There are three object files now. The linker combines them in order: boot.o first (so _start sits at 0x40000000), then uart.o and kernel.o. The order of the last two doesn’t matter since neither has a .text.boot section.

Running It

make run

$ make run
qemu-system-aarch64 -M virt -cpu cortex-a53 -nographic -kernel kernel.elf
Hello, Kernel!

“Hello, Kernel!” printed by your code, running at EL1 on a virtual ARM processor, talking directly to a memory-mapped UART register at physical address 0x09000000. No standard library. No OS. No printf. Just a few stores to a hardware register.

Press Ctrl+A, then X to exit QEMU.

What Broke (And Why)

I did not just write a whole section on why we need to use volatile because I was smart enough to think about this in advance. I made the mistake of not including it initially myself. The code looked identical to the correct version. It compiled without warnings. In a debug build (-O0), it worked perfectly. The compiler generates straightforward code at -O0 with no caching, no reordering.
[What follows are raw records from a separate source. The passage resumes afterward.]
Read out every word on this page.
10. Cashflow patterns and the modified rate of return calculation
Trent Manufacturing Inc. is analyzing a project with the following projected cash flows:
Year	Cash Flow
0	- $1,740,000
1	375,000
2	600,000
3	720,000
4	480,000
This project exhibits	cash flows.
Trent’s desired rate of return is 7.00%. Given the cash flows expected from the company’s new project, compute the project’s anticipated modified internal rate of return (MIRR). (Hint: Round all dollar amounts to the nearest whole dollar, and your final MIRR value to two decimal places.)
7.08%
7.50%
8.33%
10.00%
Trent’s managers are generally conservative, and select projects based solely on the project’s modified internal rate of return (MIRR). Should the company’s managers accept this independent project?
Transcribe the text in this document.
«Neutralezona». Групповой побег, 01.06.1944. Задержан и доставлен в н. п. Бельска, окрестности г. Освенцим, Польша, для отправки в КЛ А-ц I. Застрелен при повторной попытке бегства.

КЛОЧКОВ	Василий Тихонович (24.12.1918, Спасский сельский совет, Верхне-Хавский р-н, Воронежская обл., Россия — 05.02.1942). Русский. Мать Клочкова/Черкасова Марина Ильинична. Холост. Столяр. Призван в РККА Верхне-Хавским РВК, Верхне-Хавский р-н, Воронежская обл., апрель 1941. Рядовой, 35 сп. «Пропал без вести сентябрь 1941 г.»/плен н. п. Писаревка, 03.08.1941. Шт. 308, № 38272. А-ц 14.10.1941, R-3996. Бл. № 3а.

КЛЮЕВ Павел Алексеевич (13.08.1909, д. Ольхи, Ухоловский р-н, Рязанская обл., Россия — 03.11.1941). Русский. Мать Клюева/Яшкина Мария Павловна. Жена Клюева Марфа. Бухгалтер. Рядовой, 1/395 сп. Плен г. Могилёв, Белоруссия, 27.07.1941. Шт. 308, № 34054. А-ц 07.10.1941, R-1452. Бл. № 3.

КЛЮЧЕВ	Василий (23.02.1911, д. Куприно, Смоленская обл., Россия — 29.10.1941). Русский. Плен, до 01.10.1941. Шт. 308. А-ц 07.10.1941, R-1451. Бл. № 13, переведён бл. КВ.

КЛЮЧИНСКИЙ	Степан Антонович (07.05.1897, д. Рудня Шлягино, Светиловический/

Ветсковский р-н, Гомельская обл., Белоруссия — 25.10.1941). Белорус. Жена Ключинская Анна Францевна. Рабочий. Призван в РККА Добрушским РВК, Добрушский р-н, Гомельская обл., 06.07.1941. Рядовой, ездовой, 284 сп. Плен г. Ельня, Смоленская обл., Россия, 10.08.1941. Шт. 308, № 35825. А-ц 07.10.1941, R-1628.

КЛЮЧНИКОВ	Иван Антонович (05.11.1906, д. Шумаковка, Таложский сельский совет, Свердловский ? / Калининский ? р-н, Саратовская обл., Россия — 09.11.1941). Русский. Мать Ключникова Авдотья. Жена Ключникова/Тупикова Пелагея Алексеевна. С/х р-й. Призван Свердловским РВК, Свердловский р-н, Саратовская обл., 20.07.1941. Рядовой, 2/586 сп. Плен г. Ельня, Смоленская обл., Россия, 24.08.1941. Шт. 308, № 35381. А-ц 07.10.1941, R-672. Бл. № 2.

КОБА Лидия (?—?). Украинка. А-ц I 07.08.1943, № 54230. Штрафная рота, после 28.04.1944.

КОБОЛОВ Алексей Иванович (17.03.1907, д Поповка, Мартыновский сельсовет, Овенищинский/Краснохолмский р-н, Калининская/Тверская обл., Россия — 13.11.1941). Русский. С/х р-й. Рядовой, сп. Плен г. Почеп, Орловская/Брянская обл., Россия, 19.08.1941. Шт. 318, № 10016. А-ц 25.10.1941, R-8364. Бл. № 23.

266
I only discovered the bug after adding -O2 to the compiler flags. Suddenly, the kernel printed the first character and hung. GDB showed execution stuck in uart_putc, in the flag-check loop, reading 0x0 from w1 on on every iteration, but the loop never exited.

The compiler had hoisted the UARTFR load above the loop. It read the flag register once, stored the result in a register, and checked that register on every iteration. The first read returned 0x0 (FIFO not full). The compiler’s optimisation was “correct” from its point of view: nothing between the iterations modified the variable. Without volatile, the compiler had no reason to believe the hardware could change the value under its feet.

Adding volatile uint32_t * to the cast in UART_REG fixed it immediately. One keyword. The difference between code that works in debug and silently hangs in release.

What’s Next

Our kernel can talk now, but it’s still using a memory layout that is a bit of a coincidence. We know the UART is at 0x09000000 and the kernel is at 0x40000000 because QEMU’s documentation says so and because our linker script hardcodes 0x40000000. We don’t really understand yet why the address space looks this way.

The next post fixes that. We’re going to look at the linker script properly: what BSS, stack, and heap regions actually are, how the address space gets divided, and how to set up the regions you’ll need for a real kernel. This is the conceptual foundation that we will need when creating the MMU later in this series. At that point, the linker script stops being boilerplate and starts being something you truly understand.

Sources

PrimeCell UART (PL011) Technical Reference Manual — ARM DDI 0183G - the official PL011 register reference covering UARTDR, UARTFR, UARTIBRD, UARTFBRD, UARTLCR_H, and UARTCR in full detail.
QEMU ‘virt’ generic virtual platform documentation - QEMU’s documentation for the virt machine memory map, confirming the PL011 UART lives at 0x09000000.
ARM Trusted Firmware PL011 header — GitHub - ARM’s own PL011 register definitions, used as a cross-reference when writing our uart.h header.
QEMU PL011 source (hw/char/pl011.c) — GitHub - QEMU’s implementation of the PL011, showing exactly how QEMU handles register reads and writes internally.
Memory Mapped I/O and volatile in C — Embedded Related - explains why volatile is essential for MMIO access and which compiler optimisations it prevents.
Why volatile should not be used in kernel code — Linux Kernel Documentation - the Linux kernel’s perspective on volatile, explaining when driver-level volatile is still correct despite the general advice against it.
Baremetal ARM UART walkthrough — umanovskis/baremetal-arm - a detailed bare-metal ARM UART implementation guide that covers similar ground and serves as a useful cross-reference.
aarch64 bare metal QEMU examples — freedomtan/aarch64-bare-metal-qemu - a collection of minimal AArch64 bare-metal examples for QEMU, useful as a working reference for the overall project setup.